Dec 12, 2013 12:27 pm | Alex Kane
Protesters call for the release of people who were arrested in actions against the Prawer Plan on November 30th.
The “Day of Rage” protests held last month by Bedouin Arabs and their allies to protest the Prawer Plan were met with defiant rhetoric from Israeli officials. Prime Minister Benjamin Netanyahu vowed to move forward with the Israeli government’s initiative to demolish Bedouin villages, uproot their inhabitants and build Jewish towns on top of them.
But two weeks after the protests, the plan has been scrapped. In a big reversal, Netanyahu’s office announced today that the plan has been killed after Benny Begin, the co-author of the plan, recommended that course of action.
The development, first predicted this week by Yariv Levin, the chairman of Israel’s governing coalition, will be welcomed by Bedouins as well as by right-wing opponents of the plan, who felt that it gave too many concessions.
On December 9, Levin said that the plan would probably be scrapped because the co-author of the plan admitted he never consulted with the Bedouins themselves about the legislation.
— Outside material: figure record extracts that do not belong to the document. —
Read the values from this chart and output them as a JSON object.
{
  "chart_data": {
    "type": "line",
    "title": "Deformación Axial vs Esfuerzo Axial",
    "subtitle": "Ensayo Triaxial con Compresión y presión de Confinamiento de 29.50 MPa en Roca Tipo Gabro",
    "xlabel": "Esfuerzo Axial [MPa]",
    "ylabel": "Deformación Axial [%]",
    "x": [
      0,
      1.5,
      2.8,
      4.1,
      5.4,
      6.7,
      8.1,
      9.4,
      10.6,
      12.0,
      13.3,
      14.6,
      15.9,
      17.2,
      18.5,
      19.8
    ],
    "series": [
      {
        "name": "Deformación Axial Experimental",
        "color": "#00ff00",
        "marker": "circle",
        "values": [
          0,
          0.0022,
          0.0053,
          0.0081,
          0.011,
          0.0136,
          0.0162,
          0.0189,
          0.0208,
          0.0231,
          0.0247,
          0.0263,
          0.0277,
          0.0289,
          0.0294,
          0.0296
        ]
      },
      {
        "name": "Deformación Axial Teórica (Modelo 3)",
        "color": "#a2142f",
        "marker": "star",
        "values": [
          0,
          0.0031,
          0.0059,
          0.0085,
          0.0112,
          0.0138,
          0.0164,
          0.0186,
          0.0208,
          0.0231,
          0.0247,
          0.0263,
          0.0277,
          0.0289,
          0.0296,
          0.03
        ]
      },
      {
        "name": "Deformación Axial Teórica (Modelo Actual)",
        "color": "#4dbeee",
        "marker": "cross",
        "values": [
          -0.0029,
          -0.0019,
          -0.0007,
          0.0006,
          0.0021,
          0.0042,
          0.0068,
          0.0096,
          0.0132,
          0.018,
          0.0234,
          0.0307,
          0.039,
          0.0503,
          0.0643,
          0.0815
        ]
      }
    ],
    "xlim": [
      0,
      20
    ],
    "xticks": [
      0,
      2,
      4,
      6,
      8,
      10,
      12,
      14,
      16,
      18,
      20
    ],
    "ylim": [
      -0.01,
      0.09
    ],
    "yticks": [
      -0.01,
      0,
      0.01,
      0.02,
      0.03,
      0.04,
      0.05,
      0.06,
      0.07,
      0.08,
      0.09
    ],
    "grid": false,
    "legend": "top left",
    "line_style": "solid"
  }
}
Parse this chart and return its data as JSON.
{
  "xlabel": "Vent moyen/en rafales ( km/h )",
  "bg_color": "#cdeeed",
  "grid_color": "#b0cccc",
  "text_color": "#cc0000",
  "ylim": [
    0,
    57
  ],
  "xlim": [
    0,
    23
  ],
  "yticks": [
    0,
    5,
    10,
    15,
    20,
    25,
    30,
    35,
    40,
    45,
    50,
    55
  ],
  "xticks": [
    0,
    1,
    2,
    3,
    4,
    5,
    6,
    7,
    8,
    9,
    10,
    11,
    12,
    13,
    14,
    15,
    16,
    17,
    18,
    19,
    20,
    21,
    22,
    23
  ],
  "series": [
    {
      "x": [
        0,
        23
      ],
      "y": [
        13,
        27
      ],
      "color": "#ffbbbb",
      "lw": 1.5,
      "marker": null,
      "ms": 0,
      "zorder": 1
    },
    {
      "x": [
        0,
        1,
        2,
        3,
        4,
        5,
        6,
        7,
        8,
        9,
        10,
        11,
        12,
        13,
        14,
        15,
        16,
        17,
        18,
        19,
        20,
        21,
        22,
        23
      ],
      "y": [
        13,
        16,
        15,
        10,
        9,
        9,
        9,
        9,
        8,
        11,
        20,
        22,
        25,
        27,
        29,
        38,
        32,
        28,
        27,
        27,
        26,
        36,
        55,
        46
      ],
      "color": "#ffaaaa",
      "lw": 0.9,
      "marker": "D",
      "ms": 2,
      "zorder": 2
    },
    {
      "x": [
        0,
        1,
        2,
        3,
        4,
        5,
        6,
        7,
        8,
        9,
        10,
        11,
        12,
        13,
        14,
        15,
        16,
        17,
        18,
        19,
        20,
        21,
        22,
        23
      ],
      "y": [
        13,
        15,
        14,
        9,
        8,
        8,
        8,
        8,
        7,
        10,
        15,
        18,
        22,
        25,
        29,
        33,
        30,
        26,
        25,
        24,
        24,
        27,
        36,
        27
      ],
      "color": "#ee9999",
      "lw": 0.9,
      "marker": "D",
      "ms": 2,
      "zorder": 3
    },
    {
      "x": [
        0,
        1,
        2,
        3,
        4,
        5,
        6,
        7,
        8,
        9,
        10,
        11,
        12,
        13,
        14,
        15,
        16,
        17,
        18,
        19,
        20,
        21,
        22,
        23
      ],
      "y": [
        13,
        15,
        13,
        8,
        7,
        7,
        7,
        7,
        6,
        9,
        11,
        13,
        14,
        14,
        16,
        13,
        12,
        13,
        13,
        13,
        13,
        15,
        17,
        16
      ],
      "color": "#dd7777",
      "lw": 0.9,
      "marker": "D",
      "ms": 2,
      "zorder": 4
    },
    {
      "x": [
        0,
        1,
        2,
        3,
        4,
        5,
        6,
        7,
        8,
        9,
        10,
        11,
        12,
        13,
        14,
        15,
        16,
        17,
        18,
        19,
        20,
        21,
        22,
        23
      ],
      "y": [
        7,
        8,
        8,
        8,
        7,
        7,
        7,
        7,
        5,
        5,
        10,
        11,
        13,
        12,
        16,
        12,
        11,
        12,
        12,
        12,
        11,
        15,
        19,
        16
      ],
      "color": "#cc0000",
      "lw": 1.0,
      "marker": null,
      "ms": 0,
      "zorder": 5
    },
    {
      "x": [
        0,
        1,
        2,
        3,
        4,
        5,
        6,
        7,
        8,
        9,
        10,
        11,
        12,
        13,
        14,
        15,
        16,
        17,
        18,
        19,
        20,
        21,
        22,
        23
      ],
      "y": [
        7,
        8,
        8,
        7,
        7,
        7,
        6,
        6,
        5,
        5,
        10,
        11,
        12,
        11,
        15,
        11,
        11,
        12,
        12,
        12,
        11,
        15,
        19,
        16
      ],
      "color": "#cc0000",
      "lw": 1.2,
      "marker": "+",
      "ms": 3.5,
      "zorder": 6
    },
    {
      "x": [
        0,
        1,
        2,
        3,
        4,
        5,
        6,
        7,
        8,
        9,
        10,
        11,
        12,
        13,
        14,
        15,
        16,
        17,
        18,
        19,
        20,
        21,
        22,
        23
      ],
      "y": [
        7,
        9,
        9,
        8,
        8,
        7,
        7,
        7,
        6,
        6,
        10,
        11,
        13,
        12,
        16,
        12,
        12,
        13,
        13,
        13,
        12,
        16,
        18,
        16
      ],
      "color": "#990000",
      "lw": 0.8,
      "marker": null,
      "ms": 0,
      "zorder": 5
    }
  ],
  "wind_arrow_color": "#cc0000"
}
Benny Begin, who helped draft the plan along with Ehud Prawer, made the admission during a Knesset hearing Monday on the initiative, though Bedouin activists have been making the point that they weren’t consulted for years.
“I wish to again make clear that contrary to what has been claimed in recent weeks, I didn’t tell anyone that the Bedouin agreed to my plan,” he said. And with that, Levin said that “there’s no chance of approving the second and third reading of the Prawer bill in its present form, because there is no justification to do so,” according to Haaretz‘s Jonathan Lis.
Levin’s comments came days after a government map was revealed that provided, for the first time ever, concrete details on what the Prawer Plan would actually entail, though it’s unclear if it was a working map or simply meant to swing Knesset votes, according to +972 Magazine‘s Michael Omer-Man. The map, prepared by Housing Minister Uri Ariel but never given to Bedouin communities, showed that 40,000 Bedouin Arabs would be displaced and that the state would take over 61,700 acres of Bedouin land.
The big question mark hanging over the news that the plan is scrapped, though, is what comes next. The drive to solve the “Bedouin problem,” in the rhetoric of Israeli officials, won’t be stopped because the Prawer Plan has been scrapped. Likud’s Levin has suggested that a new plan should be implemented:
The present bill should be changed significantly. I’m willing to be generous to the Bedouin that would immediately agree to join the process. Whoever won’t agree should be forcefully placed in the areas allotted to Bedouin. The agreement to join the generous outline should be limited in time, and is should be determined that the lands would only be leased to the Bedouins, not registered with the land authority as their property
Meanwhile, the status quo for unrecognized Bedouin communities–unconnected to water or electricity and bracing for demolition orders to make way for Jewish National Fund forests and new Jewish communities–holds steady.